Therefore, the way of warfare has no fixed form, just as water has no fixed shape. If one can adjust tactics according to the enemy’s movements, they can be considered a master of warfare.
The Art of War : Weak Points and Strong
This strategy is also highly applicable to stock investing, highlighting the importance of flexibility and sensitivity to business intelligence. One of the key reasons Buffett has achieved long-term success in the stock market is his deep understanding of business intelligence and his ability to adjust investment strategies based on changing information. Although Buffett’s portfolio is primarily built on long-term holdings, he does not blindly hold stocks indefinitely. When he discovers that a company has lost its initial competitive advantage, he decisively sells its shares.

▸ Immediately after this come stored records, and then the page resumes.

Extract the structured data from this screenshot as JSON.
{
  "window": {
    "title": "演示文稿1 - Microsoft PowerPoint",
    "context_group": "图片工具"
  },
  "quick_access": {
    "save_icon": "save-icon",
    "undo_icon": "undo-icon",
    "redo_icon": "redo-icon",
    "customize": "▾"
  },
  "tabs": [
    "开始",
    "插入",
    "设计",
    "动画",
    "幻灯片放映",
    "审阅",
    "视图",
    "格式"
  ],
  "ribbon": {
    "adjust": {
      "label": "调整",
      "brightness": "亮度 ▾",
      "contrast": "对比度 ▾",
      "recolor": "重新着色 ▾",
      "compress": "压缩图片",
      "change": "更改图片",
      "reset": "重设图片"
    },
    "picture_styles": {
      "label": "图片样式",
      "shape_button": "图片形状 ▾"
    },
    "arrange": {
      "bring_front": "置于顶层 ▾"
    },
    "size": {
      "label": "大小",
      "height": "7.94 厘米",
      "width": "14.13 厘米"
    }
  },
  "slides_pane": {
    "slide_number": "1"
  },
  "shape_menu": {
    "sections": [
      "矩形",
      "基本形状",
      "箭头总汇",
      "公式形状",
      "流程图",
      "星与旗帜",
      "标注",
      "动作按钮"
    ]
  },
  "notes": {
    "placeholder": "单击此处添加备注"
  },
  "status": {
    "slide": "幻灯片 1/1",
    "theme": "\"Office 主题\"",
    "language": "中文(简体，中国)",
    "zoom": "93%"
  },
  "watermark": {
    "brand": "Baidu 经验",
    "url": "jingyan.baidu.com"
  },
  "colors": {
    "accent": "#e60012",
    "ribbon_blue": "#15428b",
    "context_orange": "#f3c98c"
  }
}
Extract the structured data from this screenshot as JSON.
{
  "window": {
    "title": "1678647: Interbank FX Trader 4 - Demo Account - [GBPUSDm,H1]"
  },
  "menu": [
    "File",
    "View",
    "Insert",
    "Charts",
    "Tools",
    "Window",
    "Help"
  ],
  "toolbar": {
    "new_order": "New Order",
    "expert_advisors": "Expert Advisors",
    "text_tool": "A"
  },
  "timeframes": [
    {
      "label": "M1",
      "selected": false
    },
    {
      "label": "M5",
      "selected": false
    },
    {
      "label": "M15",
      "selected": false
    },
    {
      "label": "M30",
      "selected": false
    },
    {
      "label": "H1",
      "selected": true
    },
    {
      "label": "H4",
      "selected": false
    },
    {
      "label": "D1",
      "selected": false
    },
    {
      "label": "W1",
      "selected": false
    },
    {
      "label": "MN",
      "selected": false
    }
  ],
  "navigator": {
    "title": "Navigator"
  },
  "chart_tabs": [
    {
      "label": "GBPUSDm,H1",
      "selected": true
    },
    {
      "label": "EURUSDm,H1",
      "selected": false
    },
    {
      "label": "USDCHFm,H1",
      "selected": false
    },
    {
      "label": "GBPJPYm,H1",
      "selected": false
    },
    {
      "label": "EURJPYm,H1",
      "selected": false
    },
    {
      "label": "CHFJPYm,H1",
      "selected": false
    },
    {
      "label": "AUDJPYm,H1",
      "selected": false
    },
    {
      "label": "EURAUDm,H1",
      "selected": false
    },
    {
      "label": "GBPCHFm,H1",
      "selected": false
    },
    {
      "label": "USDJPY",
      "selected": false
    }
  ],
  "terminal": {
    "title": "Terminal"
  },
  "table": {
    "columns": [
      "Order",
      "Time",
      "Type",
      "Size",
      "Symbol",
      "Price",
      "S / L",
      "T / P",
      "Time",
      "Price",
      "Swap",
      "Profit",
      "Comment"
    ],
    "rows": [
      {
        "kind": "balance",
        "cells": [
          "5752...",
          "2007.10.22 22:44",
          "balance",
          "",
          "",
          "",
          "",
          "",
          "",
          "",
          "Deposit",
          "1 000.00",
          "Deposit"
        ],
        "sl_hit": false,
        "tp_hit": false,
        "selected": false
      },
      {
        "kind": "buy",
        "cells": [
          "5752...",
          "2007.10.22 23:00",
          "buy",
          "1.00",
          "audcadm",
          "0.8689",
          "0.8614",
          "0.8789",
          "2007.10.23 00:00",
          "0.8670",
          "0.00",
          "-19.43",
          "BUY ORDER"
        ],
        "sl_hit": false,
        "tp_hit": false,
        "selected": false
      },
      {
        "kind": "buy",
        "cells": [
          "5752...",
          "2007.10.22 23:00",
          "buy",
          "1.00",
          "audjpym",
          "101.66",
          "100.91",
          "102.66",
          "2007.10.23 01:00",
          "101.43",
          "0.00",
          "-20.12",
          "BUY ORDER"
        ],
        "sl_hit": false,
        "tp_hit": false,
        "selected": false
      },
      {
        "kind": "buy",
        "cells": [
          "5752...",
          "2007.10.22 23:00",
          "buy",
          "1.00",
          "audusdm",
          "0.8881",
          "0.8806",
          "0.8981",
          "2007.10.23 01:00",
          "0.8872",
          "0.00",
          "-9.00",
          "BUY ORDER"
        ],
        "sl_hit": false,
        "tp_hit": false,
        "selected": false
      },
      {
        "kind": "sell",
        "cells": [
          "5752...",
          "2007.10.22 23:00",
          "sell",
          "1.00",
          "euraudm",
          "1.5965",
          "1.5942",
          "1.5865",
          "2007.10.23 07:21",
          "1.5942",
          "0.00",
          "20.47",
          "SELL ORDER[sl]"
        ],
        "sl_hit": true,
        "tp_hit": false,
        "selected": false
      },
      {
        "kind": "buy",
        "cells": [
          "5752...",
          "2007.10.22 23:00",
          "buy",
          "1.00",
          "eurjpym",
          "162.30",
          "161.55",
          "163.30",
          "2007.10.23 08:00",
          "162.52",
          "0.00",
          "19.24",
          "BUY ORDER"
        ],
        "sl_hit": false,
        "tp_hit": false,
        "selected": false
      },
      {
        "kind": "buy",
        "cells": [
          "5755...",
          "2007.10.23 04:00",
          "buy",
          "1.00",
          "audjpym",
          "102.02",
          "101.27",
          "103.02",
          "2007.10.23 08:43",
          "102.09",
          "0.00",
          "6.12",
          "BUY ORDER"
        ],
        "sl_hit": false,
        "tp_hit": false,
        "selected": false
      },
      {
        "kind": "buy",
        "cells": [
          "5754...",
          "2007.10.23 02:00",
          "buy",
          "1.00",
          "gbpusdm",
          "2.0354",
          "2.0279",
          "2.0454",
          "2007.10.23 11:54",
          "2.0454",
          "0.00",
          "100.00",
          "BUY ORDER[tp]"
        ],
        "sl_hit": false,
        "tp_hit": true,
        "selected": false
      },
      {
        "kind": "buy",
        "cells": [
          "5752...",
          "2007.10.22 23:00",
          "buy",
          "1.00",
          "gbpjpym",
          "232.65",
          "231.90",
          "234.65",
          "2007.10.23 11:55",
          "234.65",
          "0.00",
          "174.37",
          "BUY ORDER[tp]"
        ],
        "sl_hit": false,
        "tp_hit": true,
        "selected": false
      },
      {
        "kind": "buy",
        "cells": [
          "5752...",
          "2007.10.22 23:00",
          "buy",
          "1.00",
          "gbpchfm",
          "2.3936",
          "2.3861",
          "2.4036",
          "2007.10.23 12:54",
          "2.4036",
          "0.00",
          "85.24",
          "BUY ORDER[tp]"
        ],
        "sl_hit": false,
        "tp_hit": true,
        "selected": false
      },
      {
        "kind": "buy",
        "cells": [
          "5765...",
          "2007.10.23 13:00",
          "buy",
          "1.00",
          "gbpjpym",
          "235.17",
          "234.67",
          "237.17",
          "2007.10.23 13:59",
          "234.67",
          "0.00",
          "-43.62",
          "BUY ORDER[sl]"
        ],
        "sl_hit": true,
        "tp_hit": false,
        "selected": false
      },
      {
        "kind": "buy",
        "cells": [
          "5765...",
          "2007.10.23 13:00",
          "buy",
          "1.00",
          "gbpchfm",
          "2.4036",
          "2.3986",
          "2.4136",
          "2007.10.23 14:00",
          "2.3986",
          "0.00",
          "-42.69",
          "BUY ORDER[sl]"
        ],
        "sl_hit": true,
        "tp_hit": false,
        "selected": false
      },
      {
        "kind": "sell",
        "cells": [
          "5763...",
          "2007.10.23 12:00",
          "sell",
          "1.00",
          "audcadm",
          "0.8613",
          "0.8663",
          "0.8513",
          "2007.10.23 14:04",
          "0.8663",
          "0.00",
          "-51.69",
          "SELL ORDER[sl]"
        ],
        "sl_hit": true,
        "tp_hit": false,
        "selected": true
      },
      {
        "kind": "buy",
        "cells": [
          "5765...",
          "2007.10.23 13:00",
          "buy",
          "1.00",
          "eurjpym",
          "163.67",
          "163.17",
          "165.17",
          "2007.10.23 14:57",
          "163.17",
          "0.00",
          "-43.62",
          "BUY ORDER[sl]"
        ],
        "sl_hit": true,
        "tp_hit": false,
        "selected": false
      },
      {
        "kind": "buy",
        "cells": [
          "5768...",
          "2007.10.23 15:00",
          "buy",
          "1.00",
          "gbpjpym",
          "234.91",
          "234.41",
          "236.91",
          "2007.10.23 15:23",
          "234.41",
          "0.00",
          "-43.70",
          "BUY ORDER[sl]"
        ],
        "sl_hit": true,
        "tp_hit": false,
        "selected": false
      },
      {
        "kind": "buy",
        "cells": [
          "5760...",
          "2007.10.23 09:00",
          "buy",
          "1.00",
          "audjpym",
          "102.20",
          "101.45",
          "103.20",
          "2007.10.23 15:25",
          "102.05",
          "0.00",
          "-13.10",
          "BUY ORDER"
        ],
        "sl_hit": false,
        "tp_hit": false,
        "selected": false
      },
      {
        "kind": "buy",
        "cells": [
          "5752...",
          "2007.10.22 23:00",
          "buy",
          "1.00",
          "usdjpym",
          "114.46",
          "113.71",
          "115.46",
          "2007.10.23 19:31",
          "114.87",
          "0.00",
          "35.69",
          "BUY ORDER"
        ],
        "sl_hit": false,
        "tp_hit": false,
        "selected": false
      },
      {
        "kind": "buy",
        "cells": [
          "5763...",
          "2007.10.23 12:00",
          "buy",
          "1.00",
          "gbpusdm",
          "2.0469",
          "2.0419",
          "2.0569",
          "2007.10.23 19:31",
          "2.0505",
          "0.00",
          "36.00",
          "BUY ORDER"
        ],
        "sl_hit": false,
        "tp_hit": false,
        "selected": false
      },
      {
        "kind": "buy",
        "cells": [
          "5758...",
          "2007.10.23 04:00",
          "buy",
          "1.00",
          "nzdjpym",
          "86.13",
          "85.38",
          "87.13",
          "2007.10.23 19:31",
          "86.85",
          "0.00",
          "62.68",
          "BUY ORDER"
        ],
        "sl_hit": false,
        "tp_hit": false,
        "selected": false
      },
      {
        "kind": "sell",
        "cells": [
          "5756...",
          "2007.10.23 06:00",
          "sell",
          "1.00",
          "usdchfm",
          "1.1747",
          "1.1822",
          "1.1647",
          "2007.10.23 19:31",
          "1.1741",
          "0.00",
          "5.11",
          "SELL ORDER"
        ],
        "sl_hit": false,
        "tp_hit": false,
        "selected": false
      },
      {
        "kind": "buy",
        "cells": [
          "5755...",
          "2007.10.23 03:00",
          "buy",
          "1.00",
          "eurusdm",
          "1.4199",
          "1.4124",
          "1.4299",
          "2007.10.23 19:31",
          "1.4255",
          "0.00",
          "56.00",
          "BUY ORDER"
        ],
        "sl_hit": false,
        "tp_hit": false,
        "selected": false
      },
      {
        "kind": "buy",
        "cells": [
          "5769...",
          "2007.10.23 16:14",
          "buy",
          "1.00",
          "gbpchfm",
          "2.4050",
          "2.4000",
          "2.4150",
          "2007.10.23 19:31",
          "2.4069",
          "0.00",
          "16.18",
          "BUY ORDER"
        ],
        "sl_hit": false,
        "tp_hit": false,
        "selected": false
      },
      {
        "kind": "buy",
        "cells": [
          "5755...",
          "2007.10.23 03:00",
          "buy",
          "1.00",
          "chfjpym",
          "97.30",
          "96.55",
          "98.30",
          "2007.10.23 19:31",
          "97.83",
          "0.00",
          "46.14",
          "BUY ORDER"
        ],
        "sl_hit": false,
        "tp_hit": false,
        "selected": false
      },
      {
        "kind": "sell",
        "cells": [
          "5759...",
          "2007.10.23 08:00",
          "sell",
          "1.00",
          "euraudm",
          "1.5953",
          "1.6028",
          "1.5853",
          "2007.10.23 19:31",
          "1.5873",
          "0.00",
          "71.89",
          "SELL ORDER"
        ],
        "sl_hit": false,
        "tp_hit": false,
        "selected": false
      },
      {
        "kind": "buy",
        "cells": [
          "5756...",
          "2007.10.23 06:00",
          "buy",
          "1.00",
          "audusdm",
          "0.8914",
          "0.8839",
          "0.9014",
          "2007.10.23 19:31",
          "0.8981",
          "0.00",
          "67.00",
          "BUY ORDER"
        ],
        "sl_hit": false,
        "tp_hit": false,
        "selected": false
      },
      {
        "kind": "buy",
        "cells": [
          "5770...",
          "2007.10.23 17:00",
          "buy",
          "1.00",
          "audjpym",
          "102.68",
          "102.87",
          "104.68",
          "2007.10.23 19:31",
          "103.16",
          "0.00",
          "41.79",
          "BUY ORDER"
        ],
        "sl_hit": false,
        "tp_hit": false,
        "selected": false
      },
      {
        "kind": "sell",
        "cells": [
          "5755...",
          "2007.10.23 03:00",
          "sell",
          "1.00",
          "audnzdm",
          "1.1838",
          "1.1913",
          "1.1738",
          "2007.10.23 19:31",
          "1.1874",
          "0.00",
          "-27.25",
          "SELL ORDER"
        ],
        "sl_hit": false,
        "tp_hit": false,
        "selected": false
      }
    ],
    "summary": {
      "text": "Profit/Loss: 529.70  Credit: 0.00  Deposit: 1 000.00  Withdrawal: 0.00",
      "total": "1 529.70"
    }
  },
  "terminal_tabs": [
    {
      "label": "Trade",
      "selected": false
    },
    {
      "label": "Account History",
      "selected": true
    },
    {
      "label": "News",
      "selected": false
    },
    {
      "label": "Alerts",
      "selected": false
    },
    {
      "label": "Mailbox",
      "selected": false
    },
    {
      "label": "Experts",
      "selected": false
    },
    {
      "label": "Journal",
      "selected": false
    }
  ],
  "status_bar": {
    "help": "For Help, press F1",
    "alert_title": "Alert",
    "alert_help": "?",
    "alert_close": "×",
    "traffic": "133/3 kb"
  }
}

In his 1986 shareholder letter, Buffett publicly stated that he would hold three stocks permanently, one of which was ABC. However, after Disney acquired ABC, the company became too large, preventing Disney from focusing on ABC’s development. As a result, ABC’s long-term competitive advantage weakened rapidly. Once Buffett recognized this shift, he decisively sold all his ABC shares.
Although Buffett advocates long-term stock holding, this does not mean holding onto stocks unconditionally. Investors should actively track the companies in their portfolios and closely monitor any intelligence related to those companies. If the information reveals that a business has lost its competitive advantage or its fundamentals have deteriorated, investors should make decisive adjustments, including selling the stock. Buffett always maintains a high level of vigilance in his investments—whenever conditions change, he promptly adjusts his strategy to respond to shifts in the market and the companies he invests in.

Since 1988, Buffett has never wavered in holding Coca-Cola stock. During this period, Coca-Cola experienced performance declines, such as in 1997 when its return on assets was 56.6%, dropping to 42% in 1998, and further to 35% in 1999. Many investors sold Coca-Cola shares at that time, but Buffett remained confident in Coca-Cola’s unique competitive advantages and never sold its stock. However, he also continued to closely monitor any intelligence about Coca-Cola to ensure that its competitive advantage remained intact. Buffett once said: “If I find that Coca-Cola has not actively developed in the bottled water sector, I will write a letter to its headquarters urging them to make this change. If this suggestion is ignored for years, and as global consumption shifts from soda to bottled water, even a century-old stock like Coca-Cola should be sold.”
Even if a company retains its competitive advantage, Buffett will still sell its stock if another company with the same advantage offers a more attractive valuation. For example, in 1997, he sold most of his McDonald’s shares and instead bought stock in another fast-food company based on a relative value comparison.
Both The Art of War and Buffett’s investment philosophy emphasize the critical role of intelligence. The Art of War states that intelligence determines the outcome of battles, and the same principle applies to investing. Buffett once said,
Risk comes from not knowing what you are doing.
Warren Buffett
His deep research into every investment allows him to make wise decisions even in uncertain markets. Before entering the market, investors must conduct thorough research to understand a company’s fundamentals, market trends, and potential risks. Having this knowledge enables investors to remain calm during market fluctuations and make rational, long-term decisions.

Furthermore, Buffett’s investment strategy strikes a balance between adaptability and long-term holding. While he advocates holding stocks for the long term, this does not mean being stubbornly inflexible. Instead, his long-term holdings are based on continuously monitoring a company’s competitive advantage. Investors should understand that flexibility does not mean frequent trading but making decisive adjustments when a company’s fundamentals undergo significant changes. This balance helps investors avoid missing long-term gains due to short-term market fluctuations.
Buffett also emphasizes the concept of moats, which refers to a company’s unique competitive advantages. For example, Coca-Cola’s brand, network effects, and cost structure create a strong moat. Although the company experienced short-term performance declines, Buffett remained confident in its moat and continued holding its shares. Investors should learn to identify a company’s moat and be ready to make adjustments if that moat shrinks or disappears.
In summary, Buffett’s investment philosophy aligns closely with The Art of War’s strategic principle of “adapting to the enemy’s changes to achieve victory.” He not only advocates long-term investment in high-quality companies but also emphasizes the need to adapt to shifts in the market and businesses. Investors should learn from Buffett’s philosophy: only through adaptability, in-depth research, and rational decision-making can they achieve success in the ever-changing stock market.